What is the hardest thing about writing a book?

The hardest thing is to write about myself. I have a blog that serves as a provider of self-guilt, for lack of updating. The hardest thing for me is to be explicitly true. There are some truths in the story but they are allegorical.

What is the main inspiration for your works?

The story is more about the style than the content. I was inspired by the styles of novelists George Saunders and Kurt Vonnegut.

How long have you lived in Lodi?

I grew up in the Lodi and Galt area. I have lived in Lodi for five years now. I attended St. Anne’s School then went to St. Mary’s High School.

What do you like to in and around Lodi?

In Lodi, I like to walk Downtown and at the nature trail at Lodi Lake.

Can you tell me about your family?

My wife, Elizabeth, and I have a 6-month-old son named Thomas. Since he has added to our family, we no longer go to the movies and are in bed by 7:45 p.m.

Who is Rooster?

Rooster is my male Maine coon cat that is 20 pounds.

I have another cat, who is a female calico cat named Mike Tyson, because she used to bite but does not anymore.

Why did you leave rodeo?

I competed in rodeo starting in high school continuing throughout the rest of my education. I was then part of the amateur rodeo and part of the Pro Rodeo Cowboys Association. Rodeo was fun to do and a hobby; however, I am no longer active in rodeo, because I have been busy with the book. I still attend the rodeos in the area, and participate in local jackpots.

Where are you teaching?

I am currently in my fifth year at Franklin High School in Stockton as an English teacher. I did teach one year Lincoln High School in Stockton.

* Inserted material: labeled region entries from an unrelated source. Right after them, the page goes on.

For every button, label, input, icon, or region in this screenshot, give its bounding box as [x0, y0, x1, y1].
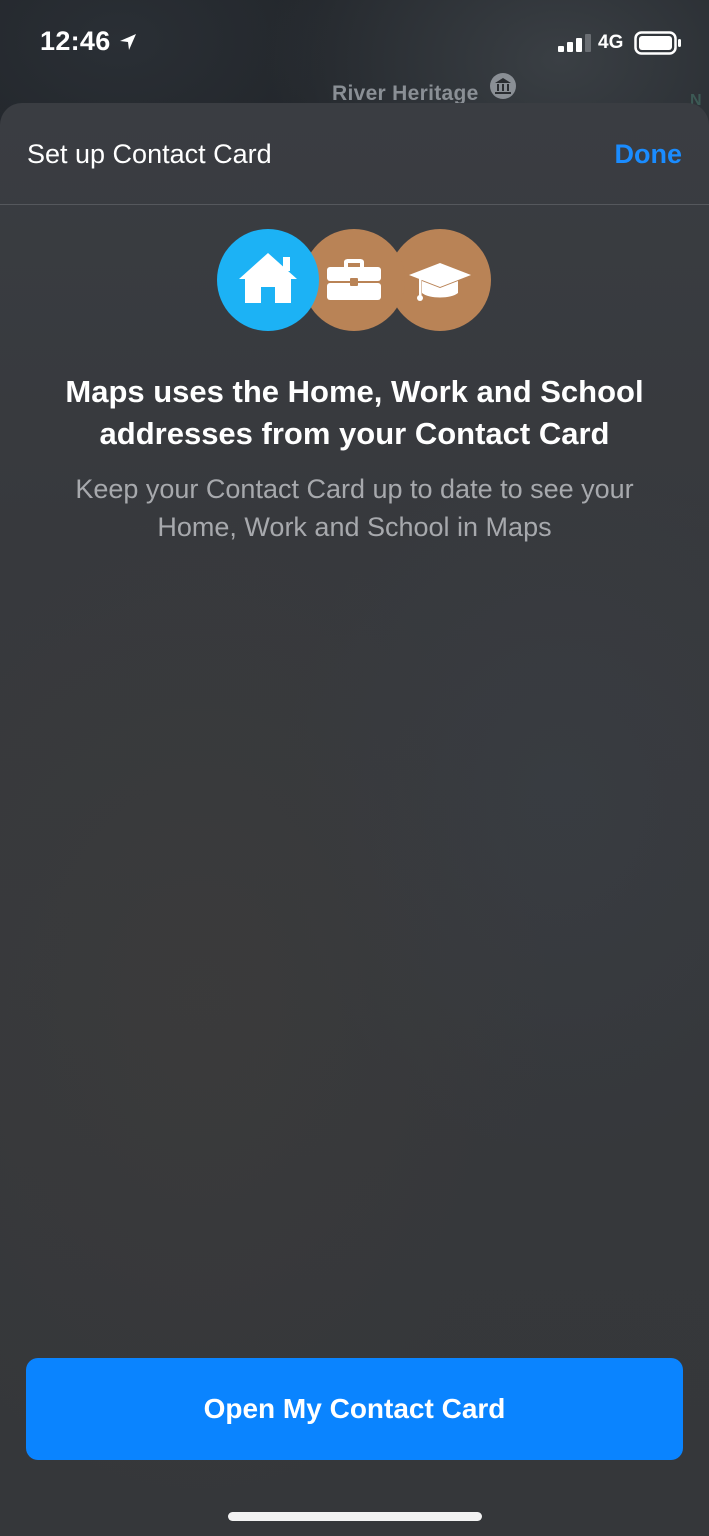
network-type: 4G [598, 32, 624, 53]
sheet-title: Set up Contact Card [27, 139, 272, 169]
status-time: 12:46 [40, 26, 111, 56]
home-icon [239, 253, 297, 303]
home-circle [217, 229, 319, 331]
location-arrow-icon [120, 34, 136, 50]
signal-icon [558, 34, 591, 52]
description: Keep your Contact Card up to date to see… [75, 474, 634, 542]
done-button[interactable]: Done [615, 139, 683, 170]
maps-screen: 12:46 4G River Heritage N Set up Contact… [0, 0, 709, 1536]
contact-card-sheet: Set up Contact Card Done Maps uses the H… [0, 103, 709, 1536]
headline: Maps uses the Home, Work and School addr… [65, 374, 644, 451]
address-type-icons [0, 229, 709, 333]
open-contact-card-button[interactable]: Open My Contact Card [26, 1358, 683, 1460]
status-bar: 12:46 4G [0, 0, 709, 88]
home-indicator[interactable] [228, 1512, 482, 1521]
museum-icon[interactable] [489, 72, 517, 100]
battery-icon [634, 31, 681, 55]
sheet-header: Set up Contact Card Done [0, 103, 709, 205]
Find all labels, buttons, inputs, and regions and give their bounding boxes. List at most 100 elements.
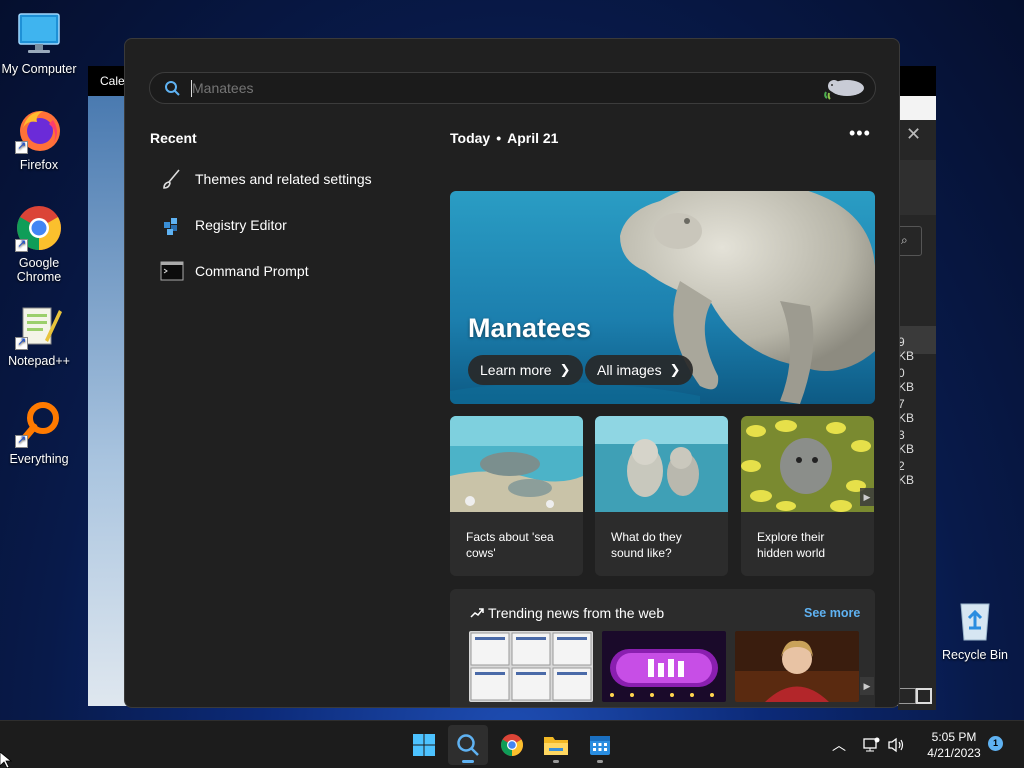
mouse-pointer-icon [0,752,12,768]
active-indicator [462,760,474,763]
trending-title: Trending news from the web [488,605,665,621]
desktop-icon-label: Google Chrome [16,256,62,284]
chrome-icon [501,734,523,756]
file-size: 7 KB [898,397,915,425]
trending-heading: Trending news from the web [470,605,664,621]
desktop-icon-firefox[interactable]: Firefox [0,106,78,172]
recent-item-themes[interactable]: Themes and related settings [149,161,409,197]
desktop-icon-chrome[interactable]: Google Chrome [0,204,78,284]
manatee-underwater-image [450,416,583,512]
desktop-icon-recycle-bin[interactable]: Recycle Bin [936,596,1014,662]
manatee-leaves-image [741,416,874,512]
windows-logo-icon [413,734,435,756]
desktop-icon-everything[interactable]: Everything [0,400,78,466]
folder-icon [544,737,568,755]
registry-editor-icon [159,212,185,238]
everything-icon [15,400,63,448]
shortcut-arrow-icon [15,433,28,448]
clock-date: 4/21/2023 [927,746,981,760]
tiles-view-button[interactable] [916,688,932,704]
desktop-icon-label: My Computer [1,62,77,76]
see-more-link[interactable]: See more [804,606,860,620]
chrome-icon [15,204,63,252]
search-input[interactable] [192,78,792,98]
trending-next-button[interactable]: ▶ [860,677,874,695]
more-options-icon[interactable]: ••• [849,123,871,144]
taskbar-chrome-button[interactable] [492,725,532,765]
start-button[interactable] [404,725,444,765]
recent-heading: Recent [150,130,197,146]
recycle-bin-icon [951,596,999,644]
chevron-up-icon: ︿ [832,737,846,753]
system-clock[interactable]: 5:05 PM 4/21/2023 [918,729,990,761]
search-icon [165,81,180,96]
card-caption: What do they sound like? [611,530,682,560]
recent-item-label: Themes and related settings [195,171,372,187]
desktop-icon-label: Everything [9,452,69,466]
recent-item-registry-editor[interactable]: Registry Editor [149,207,409,243]
desktop-icon-label: Notepad++ [8,354,70,368]
chevron-right-icon: ❯ [559,362,571,377]
search-box[interactable] [149,72,876,104]
close-icon[interactable]: ✕ [906,124,921,145]
shortcut-arrow-icon [15,237,28,252]
desktop-icon-label: Firefox [19,158,59,172]
calendar-icon [590,736,610,755]
manatees-pair-image [595,416,728,512]
firefox-icon [15,106,63,154]
background-window-wallpaper [88,96,128,706]
search-icon [457,734,479,756]
card-caption: Facts about 'sea cows' [466,530,554,560]
desktop-icon-my-computer[interactable]: My Computer [0,10,78,76]
file-size: 0 KB [898,366,915,394]
news-thumb-pills[interactable] [469,631,593,702]
news-thumb-lyft[interactable] [602,631,726,702]
trending-up-icon [470,608,484,618]
paintbrush-icon [159,166,185,192]
recent-item-command-prompt[interactable]: Command Prompt [149,253,409,289]
show-hidden-icons-button[interactable]: ︿ [832,721,846,768]
card-hidden-world[interactable]: Explore their hidden world [741,416,874,576]
today-heading: Today • April 21 [450,130,558,146]
file-size: 9 KB [898,335,915,363]
learn-more-button[interactable]: Learn more ❯ [468,355,583,385]
command-prompt-icon [159,258,185,284]
background-explorer-window: ✕ ⌕ 9 KB 0 KB 7 KB 3 KB 2 KB [896,120,936,710]
learn-more-label: Learn more [480,362,552,378]
chevron-right-icon: ❯ [669,362,681,377]
clock-time: 5:05 PM [931,730,977,744]
desktop-icon-notepadpp[interactable]: Notepad++ [0,302,78,368]
notification-badge[interactable]: 1 [988,736,1003,751]
taskbar: ︿ 5:05 PM 4/21/2023 [0,720,1024,768]
all-images-button[interactable]: All images ❯ [585,355,693,385]
separator-dot: • [496,130,502,146]
taskbar-file-explorer-button[interactable] [536,725,576,765]
recent-item-label: Registry Editor [195,217,287,233]
volume-icon[interactable] [887,721,905,768]
network-icon[interactable] [862,721,880,768]
search-icon: ⌕ [901,233,908,247]
running-indicator [597,760,603,763]
desktop-icon-label: Recycle Bin [942,648,1008,662]
all-images-label: All images [597,362,662,378]
hero-card[interactable]: Manatees Learn more ❯ All images ❯ [450,191,875,404]
search-flyout: Recent Themes and related settings Regis… [124,38,900,708]
shortcut-arrow-icon [15,335,28,350]
details-view-button[interactable] [898,688,916,704]
monitor-icon [15,10,63,58]
file-size: 2 KB [898,459,915,487]
news-thumb-portrait[interactable] [735,631,859,702]
date-label: April 21 [507,130,559,146]
manatee-illustration-icon[interactable] [823,76,867,100]
trending-section: Trending news from the web See more [450,589,875,707]
hero-title: Manatees [468,313,592,343]
explorer-header [898,160,936,215]
recent-item-label: Command Prompt [195,263,309,279]
card-sound[interactable]: What do they sound like? [595,416,728,576]
taskbar-calendar-button[interactable] [580,725,620,765]
shortcut-arrow-icon [15,139,28,154]
taskbar-search-button[interactable] [448,725,488,765]
cards-next-button[interactable]: ▶ [860,488,874,506]
file-size: 3 KB [898,428,915,456]
card-facts[interactable]: Facts about 'sea cows' [450,416,583,576]
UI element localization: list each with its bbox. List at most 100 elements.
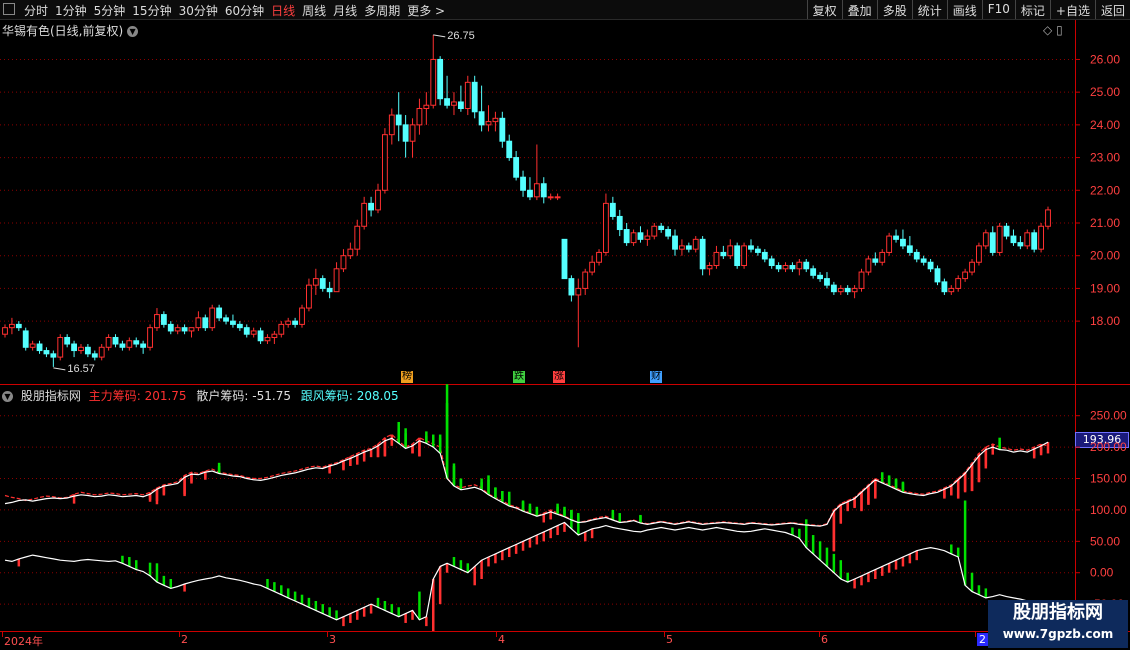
- candle-body: [713, 251, 720, 267]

Why did you go into teaching?

I started teaching in my mid-to late 20s as a means to pay the bills, but it was an eventual goal. Teaching English is something I wanted to do. I really love it at end of day, despite of the bureaucracy, paperwork and grading. I get to talk about my passion for books and writing. The same elements have helped me teach and write.

Do you hope your students will read your work?

It is not something I talk to them about. The book is something outside of teaching. I keep the book separate from my school life. The book was recommended for young adults, but there is some adult themes within it. If a student is inspired by the book, that is fantastic.